Penalised, Sieved Maximum Likelihood
for Radio Interferometric Imaging
Radio interferometric imaging aims at recovering the sky intensity function from a collection of samples recorded on the ground by a network of antennas. This inverse problem is typically addressed by discrete penalty methods, where the intensity function is pixelated, e.g. approximated by step functions. In such methods, both the data-fidelity term and the discretisation step are often non-canonical to the problem at hand. In this presentation, we consider a new recovery paradigm, based on the maximum likelihood principle combined with the method of sieves. To this end, we introduce a functional data model and formulate a maximum likelihood problem at the continuous level. According to the method of sieves, we then constrain the search space to a finite dimensional Hilbert space spanned by a set of basis functions. These functions, typically shifted zonal kernels, can be thought of as generalised pixels, better suited than classical step functions for representing most physically admissible signals on the celestial sphere. To ensure identifiability when the sieve has greater dimensionality than the data-space, we futher penalise the discrete sieved likelihood problem with various penalty functionals.

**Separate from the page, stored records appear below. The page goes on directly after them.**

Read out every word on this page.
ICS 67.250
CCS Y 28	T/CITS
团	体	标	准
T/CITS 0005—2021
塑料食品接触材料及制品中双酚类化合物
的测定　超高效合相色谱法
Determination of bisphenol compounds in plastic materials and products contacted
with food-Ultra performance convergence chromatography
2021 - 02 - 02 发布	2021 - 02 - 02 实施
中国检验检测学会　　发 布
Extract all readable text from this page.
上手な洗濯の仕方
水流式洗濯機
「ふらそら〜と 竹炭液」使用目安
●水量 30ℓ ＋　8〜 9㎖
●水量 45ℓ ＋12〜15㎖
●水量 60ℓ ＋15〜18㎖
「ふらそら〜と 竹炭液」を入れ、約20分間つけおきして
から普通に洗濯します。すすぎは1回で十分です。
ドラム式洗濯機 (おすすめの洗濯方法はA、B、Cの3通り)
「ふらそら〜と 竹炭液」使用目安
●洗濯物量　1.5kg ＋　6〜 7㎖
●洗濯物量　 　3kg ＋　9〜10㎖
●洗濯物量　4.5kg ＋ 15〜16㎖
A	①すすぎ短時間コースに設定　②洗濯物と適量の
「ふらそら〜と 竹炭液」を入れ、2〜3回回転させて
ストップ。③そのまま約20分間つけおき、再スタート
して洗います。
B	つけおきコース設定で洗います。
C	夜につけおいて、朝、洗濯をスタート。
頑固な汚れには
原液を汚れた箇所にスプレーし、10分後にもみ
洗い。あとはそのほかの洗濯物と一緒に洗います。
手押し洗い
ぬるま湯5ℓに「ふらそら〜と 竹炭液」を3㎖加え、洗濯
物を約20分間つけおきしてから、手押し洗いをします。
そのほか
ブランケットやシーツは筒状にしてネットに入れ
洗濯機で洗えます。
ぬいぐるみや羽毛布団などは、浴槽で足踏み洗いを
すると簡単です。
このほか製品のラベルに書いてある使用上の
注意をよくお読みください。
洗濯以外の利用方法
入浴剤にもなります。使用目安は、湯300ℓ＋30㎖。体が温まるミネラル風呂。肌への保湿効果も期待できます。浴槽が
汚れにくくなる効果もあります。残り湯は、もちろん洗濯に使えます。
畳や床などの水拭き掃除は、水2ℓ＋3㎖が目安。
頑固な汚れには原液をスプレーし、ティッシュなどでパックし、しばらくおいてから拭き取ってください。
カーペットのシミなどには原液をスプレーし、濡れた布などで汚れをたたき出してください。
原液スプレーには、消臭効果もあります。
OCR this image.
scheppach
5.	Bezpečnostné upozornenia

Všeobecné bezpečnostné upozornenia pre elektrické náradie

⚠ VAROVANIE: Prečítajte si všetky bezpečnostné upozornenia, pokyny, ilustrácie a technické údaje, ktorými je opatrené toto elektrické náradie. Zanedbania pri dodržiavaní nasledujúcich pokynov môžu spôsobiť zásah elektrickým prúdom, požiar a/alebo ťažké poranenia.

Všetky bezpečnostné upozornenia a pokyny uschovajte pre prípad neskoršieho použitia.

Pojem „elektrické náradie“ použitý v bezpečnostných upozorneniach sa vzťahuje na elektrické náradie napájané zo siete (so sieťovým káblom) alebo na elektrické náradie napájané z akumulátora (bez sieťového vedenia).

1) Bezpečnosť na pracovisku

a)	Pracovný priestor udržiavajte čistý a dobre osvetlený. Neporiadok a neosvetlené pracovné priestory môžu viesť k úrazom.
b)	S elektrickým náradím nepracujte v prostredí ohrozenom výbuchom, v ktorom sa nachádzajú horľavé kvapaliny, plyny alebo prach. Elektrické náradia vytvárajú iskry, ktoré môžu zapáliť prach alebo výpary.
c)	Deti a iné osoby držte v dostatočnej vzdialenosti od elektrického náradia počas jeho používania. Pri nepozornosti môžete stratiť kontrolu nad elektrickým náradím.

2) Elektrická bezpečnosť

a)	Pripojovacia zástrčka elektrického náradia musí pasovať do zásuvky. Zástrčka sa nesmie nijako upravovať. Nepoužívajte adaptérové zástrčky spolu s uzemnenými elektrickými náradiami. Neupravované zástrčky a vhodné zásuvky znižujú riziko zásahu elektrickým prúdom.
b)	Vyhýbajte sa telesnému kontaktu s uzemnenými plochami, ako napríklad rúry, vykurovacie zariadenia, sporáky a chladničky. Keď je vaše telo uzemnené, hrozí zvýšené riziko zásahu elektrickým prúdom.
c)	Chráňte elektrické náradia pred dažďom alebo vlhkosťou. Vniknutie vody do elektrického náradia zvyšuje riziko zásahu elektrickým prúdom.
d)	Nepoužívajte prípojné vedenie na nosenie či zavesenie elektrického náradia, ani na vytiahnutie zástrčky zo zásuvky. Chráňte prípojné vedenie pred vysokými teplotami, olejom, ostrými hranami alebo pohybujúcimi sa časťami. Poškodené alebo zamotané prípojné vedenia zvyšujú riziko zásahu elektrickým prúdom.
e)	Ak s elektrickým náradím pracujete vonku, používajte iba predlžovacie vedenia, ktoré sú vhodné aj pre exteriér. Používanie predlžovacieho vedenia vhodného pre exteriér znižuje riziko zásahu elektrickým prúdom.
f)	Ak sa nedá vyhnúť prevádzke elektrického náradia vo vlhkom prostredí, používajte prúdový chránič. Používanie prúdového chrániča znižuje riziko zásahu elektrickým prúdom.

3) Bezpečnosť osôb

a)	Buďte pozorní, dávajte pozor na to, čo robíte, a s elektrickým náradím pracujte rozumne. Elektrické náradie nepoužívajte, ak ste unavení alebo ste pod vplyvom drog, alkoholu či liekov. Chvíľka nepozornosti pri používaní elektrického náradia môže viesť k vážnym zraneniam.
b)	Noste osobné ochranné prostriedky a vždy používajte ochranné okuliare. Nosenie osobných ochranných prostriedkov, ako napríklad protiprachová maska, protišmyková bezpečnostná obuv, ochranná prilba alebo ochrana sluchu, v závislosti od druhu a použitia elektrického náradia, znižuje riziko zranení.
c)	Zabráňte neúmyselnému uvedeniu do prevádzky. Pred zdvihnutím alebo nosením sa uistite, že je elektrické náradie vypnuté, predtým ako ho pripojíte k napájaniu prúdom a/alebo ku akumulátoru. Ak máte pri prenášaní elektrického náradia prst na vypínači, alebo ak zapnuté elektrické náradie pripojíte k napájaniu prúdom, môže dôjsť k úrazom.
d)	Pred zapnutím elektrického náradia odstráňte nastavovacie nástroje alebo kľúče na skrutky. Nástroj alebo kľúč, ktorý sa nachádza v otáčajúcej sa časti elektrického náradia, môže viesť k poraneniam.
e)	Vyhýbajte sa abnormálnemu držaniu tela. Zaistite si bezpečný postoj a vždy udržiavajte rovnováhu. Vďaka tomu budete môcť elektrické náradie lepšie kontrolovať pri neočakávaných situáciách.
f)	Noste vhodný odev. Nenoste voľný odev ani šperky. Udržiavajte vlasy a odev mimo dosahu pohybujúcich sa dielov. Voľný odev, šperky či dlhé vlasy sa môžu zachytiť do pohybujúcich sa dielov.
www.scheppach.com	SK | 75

We propose and compare the performance of three types of sieves: Matched, Dirichlet and L-splines. By means of representer theorems, we show that the matched and L-splines sieves are canonical to a class of continuous optimisation problems with respectively Tikhonov and generalised total variation penalties. In such cases, the discrete penalised maximum likelihood problem obtained with the method of sieves is hence equivalent to its continuous counterpart.
In practice, the penalised sieved maximum likelihood problem is solved by means of proximal gradient ascent with Nesterov's acceleration. For sieves composed of shifted zonal kernels, the shifts are chosen according to sampling theorems on the sphere or selected from an over-complete dictionary of candidate locations with Orthogonal Functional Matching Pursuit (OFMP).